The date is August 1914. The British Expeditionary Force is in France and You're in the Royal Field Artillery. You're riding alongside one of the battery's gun limbers on its way to the assigned position on the east side of Mons, Belgium. This begins your journey into the Hell they called World War One. To purchase this historical memoir go to https://createspace.com/3649268

Tuesday, April 16, 2013

April 26th Journal

April 26th
The battery started to march about 8:30 a.m., halting outside the town of Vlamertinghe. As the battery remained outside of the town, George, Collins, and I went with the CO to reconnoiter a position for the battery.
As we neared Ypres we could hear the hellish bombardment going on. While galloping along the road we witnessed dead horses, overturned Lorries,15 and discarded equipment along both sides of the road. Hundreds of wounded were being carried down, or seen hobbling along, the road the best way they could.
As we directed our horses through the town, some disturbing sights met our eyes. It seemed that along every few yards of the road there was something dead, or bits and pieces of men and horses that had been blown apart during the bombardment.
Shells were still absolutely falling everywhere. The town was an inferno. It seemed that every second man we met was wounded. We said to each other, “I reckon we’re on the last lap of this journey.”
We found a likely position where a few old branches and some dugouts were still intact, about a half mile to the rear of St. Jean. Shells were bursting right over us, so we continued to search for a more favorable position.Yet everywhere we looked seemed to be the same.The captain wasn’t comfortable with the area for there was practically no cover remaining.

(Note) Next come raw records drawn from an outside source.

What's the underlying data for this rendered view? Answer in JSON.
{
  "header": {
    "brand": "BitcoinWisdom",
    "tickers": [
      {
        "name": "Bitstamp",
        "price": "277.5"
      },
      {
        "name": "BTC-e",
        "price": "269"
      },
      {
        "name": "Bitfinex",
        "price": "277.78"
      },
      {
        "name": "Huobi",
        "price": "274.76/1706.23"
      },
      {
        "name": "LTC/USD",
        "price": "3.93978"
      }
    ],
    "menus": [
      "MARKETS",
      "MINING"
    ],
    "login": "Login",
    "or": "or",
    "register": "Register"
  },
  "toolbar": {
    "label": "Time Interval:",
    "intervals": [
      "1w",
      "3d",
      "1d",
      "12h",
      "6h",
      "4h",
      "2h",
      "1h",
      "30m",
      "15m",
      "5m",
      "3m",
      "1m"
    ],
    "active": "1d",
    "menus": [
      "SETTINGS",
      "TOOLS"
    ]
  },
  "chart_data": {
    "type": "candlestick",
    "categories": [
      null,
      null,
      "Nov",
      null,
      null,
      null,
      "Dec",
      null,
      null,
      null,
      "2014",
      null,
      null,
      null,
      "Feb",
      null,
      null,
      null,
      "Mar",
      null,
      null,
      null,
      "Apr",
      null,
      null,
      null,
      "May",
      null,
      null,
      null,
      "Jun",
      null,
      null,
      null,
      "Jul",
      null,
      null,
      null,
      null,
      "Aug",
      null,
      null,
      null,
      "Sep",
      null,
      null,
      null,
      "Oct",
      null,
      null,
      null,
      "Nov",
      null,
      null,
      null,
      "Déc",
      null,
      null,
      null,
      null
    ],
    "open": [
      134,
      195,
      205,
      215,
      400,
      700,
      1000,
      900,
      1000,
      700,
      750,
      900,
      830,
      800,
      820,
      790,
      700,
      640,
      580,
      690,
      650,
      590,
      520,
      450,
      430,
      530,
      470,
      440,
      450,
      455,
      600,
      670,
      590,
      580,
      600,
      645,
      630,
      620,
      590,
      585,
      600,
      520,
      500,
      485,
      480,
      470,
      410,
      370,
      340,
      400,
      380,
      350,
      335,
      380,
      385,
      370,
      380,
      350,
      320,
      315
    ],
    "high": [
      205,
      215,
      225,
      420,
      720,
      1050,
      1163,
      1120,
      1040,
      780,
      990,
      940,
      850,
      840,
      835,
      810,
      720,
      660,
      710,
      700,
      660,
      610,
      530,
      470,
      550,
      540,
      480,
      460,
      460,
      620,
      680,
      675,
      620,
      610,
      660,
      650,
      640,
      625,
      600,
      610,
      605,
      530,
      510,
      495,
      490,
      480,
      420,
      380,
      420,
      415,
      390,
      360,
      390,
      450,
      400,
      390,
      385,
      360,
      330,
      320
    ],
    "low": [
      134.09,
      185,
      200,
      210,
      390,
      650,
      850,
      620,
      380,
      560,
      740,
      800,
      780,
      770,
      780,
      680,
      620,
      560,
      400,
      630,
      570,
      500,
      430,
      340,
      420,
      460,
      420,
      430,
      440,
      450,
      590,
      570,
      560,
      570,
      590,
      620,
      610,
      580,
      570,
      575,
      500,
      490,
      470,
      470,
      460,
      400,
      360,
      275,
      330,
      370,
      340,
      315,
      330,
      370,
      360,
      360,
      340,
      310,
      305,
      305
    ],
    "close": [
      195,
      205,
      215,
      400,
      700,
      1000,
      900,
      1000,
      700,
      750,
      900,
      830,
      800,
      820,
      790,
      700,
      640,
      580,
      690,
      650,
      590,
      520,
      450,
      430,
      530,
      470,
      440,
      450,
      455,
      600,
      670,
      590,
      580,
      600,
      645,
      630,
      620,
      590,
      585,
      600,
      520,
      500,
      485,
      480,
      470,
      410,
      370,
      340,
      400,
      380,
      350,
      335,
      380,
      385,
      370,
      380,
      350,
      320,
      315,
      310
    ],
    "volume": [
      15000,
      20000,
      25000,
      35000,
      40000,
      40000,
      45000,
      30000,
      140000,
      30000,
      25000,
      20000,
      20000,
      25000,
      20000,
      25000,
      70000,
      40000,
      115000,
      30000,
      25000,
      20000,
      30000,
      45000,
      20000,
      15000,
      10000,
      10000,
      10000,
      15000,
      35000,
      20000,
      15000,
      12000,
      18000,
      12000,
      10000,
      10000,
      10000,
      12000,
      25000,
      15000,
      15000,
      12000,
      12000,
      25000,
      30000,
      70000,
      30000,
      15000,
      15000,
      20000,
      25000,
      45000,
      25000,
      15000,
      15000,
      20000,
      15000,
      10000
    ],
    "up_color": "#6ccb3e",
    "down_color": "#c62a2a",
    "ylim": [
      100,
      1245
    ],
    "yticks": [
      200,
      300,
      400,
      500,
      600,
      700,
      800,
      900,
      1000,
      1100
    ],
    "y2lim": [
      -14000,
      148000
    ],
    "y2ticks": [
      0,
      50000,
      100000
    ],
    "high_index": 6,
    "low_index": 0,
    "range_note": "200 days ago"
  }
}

We went a little closer to the town where a Canadian Officer stopped us and asked what we were wanting. When we explained that we were looking for a spot to bring the battery into position, he said, “For God’s sakes, don’t bring them here; this corner is hell itself. Get out of it as quick as you can.” Shells were dropping all around us. It seemed astounding that none of us had gotten hit.
Afterwards I learned that this part of the town was called “Dead Man’s Corner”. It deserved the name, for many dead were there about.
We left the Canadian and returned to our prior position.We decided it would have to suffice for all places seemed to be equally vulnerable.
While the remainder of the battery was approaching, we started to lay out a wire to a likely observation spot. George took a couple of chaps to start from the observation station while Collins, Billison, and I ran wire from the battery position through the village of St. Jean. We managed to reach the village unharmed, but like everywhere else, it was being heavily shelled.
I was jumping over a small stream that was by the church when a large shell burst almost on us.We took shelter behind a building.We could not move an inch due to all the shrapnel bullets flying about. It was miserable, for we had to remain there for an hour as shells continued to fall.
I noticed that just a few yards from us an artillery man and his horse were lying dead. Nearby was a smashed motor ambulance with the driver burned to a cinder. The ambulance’s petrol tank must have ignited when it was hit by a shell. A naive from one of our battalions lay dead in a ditch. At the end of the building there were several other corpses.
After a time the shelling abated a little, allowing us to start moving again. I met up with George, who had been in much the same terrible show as we had gone through. I was thirsty and thankfully managed to get a drink of water.
As we made our way back, we didn’t get far before the shelling started again. We ran for our previous little shelter and gained it just in time. Shells were bursting very near and I asked Collins, “What is that strong, stinking smell?” My eyes were watering and we all three began coughing.We decided to chance it and go anywhere away from where we were.
After an exciting half-hour we got to the guns, but by that time I felt very sick. Afterwards we learned from an officer that it was due to the gas shells the Germans were using.